Dr. Peter Düker, 42, Mediziner der Techniker Krankenkasse und Facharzt der Anästhesie

1. Hamburger Abendblatt:

40.000 Patienten sterben in Deutschland jedes Jahr bei Eingriffen unter Vollnarkose. Ist jede Narkose per se gefährlich?

Peter Düker:

Keine Narkoseform ist frei von Risiken. Unterschiede ergeben sich zum einen aus der Methode, zum anderen aus dem jeweiligen Gesundheitszustand des Patienten. Ein älterer Patient, vielleicht mit erheblichen Vorerkrankungen, unterliegt deshalb höheren Risiken als ein junger, gesunder Mensch.

2. Selbst bei Zahnbehandlungen gibt es Vollnarkosen. Ist ein Narkose-Risiko bei so leichten medizinischen Eingriffen gerechtfertigt?

Düker:

Das muss man im Einzelfall abwägen. Wenn zum Beispiel eine Angststörung bei einer notwendigen Zahnbehandlung so stark ist, dass keine andere Form der Betäubung infrage kommt, dann kann auch eine Narkose gerechtfertigt sein. Aus meinen Erfahrungen funktioniert dieses Abwägen der Risiken in der Praxis sehr gut.

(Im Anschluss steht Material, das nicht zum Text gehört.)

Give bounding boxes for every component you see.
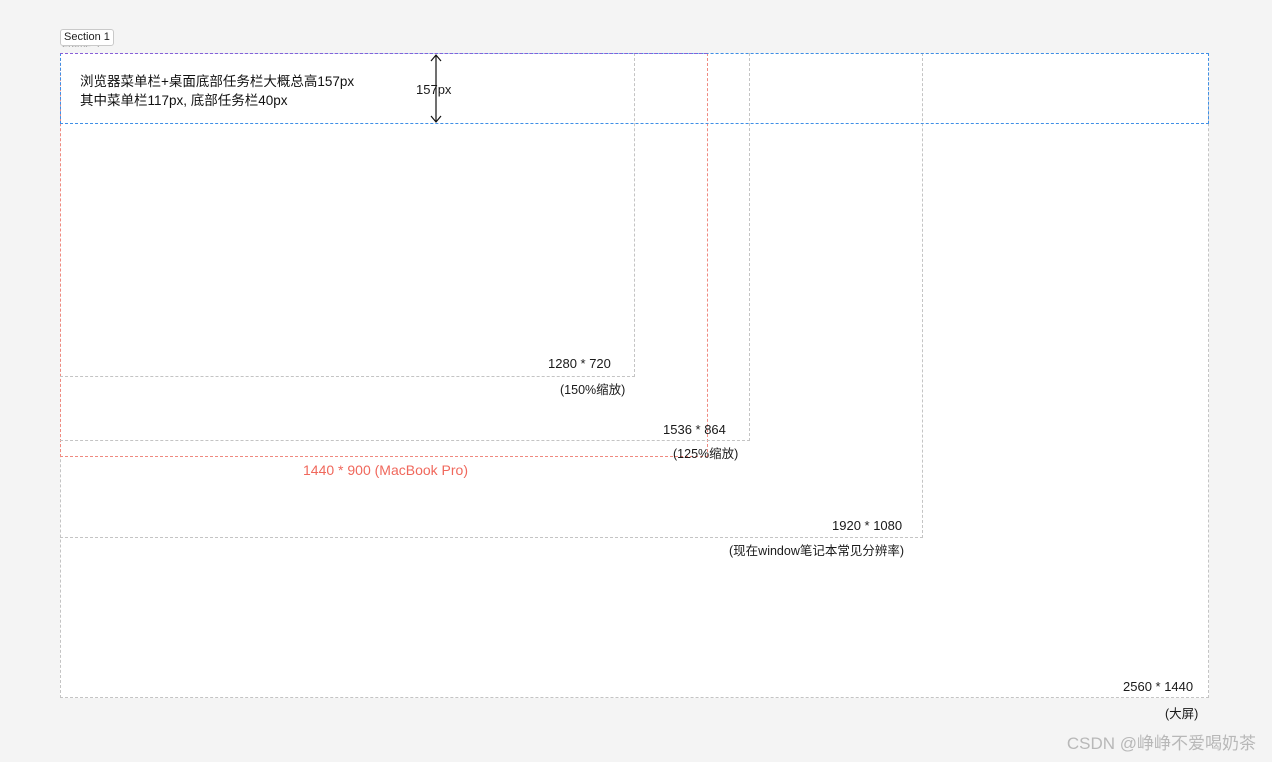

3. Unterschätzen Patienten das Risiko einer Vollnarkose?

Düker:

Viele Patienten unterschätzen die Gefahren durchaus. Es werden oft zu leicht Vollnarkosen gewünscht, weil die Betroffenen meinen, nur auf diese Weise nichts von dem Eingriff mitzuerleben. Früher wurden sogar beim Kaiserschnitt von Patientinnen gern Vollnarkosen verlangt. Da können die Risiken schnell verdrängt werden oder es wird nicht gesehen, dass es auch sinnvolle Alternativen einer regionalen Anästhesie gibt mit den Möglichkeiten eines schlafähnlichen Zustandes.

4. Heißt das dann auch, es werden von vielen Medizinern Vollnarkosen viel zu leichtfertig eingesetzt?

Düker:

Das glaube ich nicht. Wenn Patienten aber auf eine Vollnarkose drängen, haben es Ärzte oft schwer, sie davon abzubringen. Letztlich kommt es auch auf den Eingriff selbst an und darauf, wie eine Klinik organisiert ist. Heute finden immer mehr ambulante Operationen statt, eine regionale Anästhesie ist aber zeitaufwendiger in der Vorbereitung wie in der Nachbeobachtung. Das sind organisatorische Hürden, die gerade bei ambulanten Eingriffen die Entscheidung zu Vollnarkosen leichter machen.

5. Was können Patienten tun, um sicher zu sein, dass der Narkosearzt sein Fach beherrscht?

Düker:

Auf alle Fälle sollte sich jeder Patient vor dem Eingriff genau erklären lassen, welche Anästhesiemöglichkeiten für ihn infrage kommen. Dafür ist extra ein Gespräch vorgeschrieben, die sogenannte Narkoseaufklärung, die der Patient mit seiner Unterschrift bestätigen muss. Dieses Gespräch muss es immer geben, wenn ein Anästhesist bei dem Eingriff dabei ist. Auch nach dessen Ausbildungsstand kann man fragen.